You will need to convert your digital values representing the Voltages coming from your resistor divider to physical units. These are the operations you would do on each sample.

  1. V = Cv * (Vph - Vpr)
  2. I = (Cih * (Vph - Vlh) - Cir * (Vlr - Vpr)) / R

V and I are the doubles that represent instantaneous Voltage and current respectively.

Cv, Cih, Cir, and R are also doubles. They are the calibration constants to convert the analogRead values to line voltages and currents. A typical way to calibrate their values is to measure the RMS voltages across the three node pairs represented by each subtracted voltage pair in the inner parentheses above and the current, using some constant load. A good load option would be some non-digital device that is fully warmed up and in some steady state.

From the voltages and currents and the digital values acquired from the four analog channels in the Arduino, with some algebra skill, one can determine the scaling factor C for each of the three cases, by dividing: (V1 - V2) / V, where V1 and V2 are the RMS values measured with the digital Voltmeter and V is the calculated RMS voltage from the samples.

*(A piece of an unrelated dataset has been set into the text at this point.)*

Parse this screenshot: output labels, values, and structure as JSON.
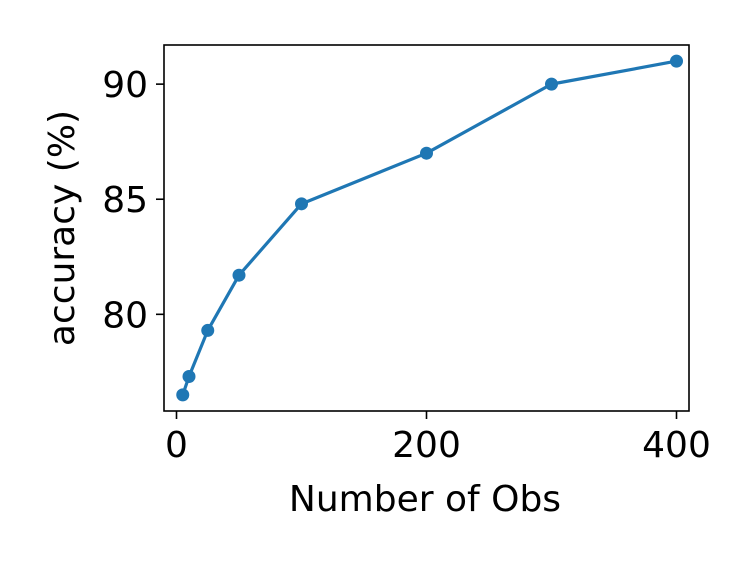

R can be calculated by dividing the Voltage and current values V/I in accordance with the principles discussed in the articles referenced above.

Once you have calibrated your measurements for V and I in your block of 60 samples, the articles above give you some direction as to how to calculate your power in Watts RMS in a loop.

[1]: Search for "calculating rms watts from samples of voltage and current" via Google.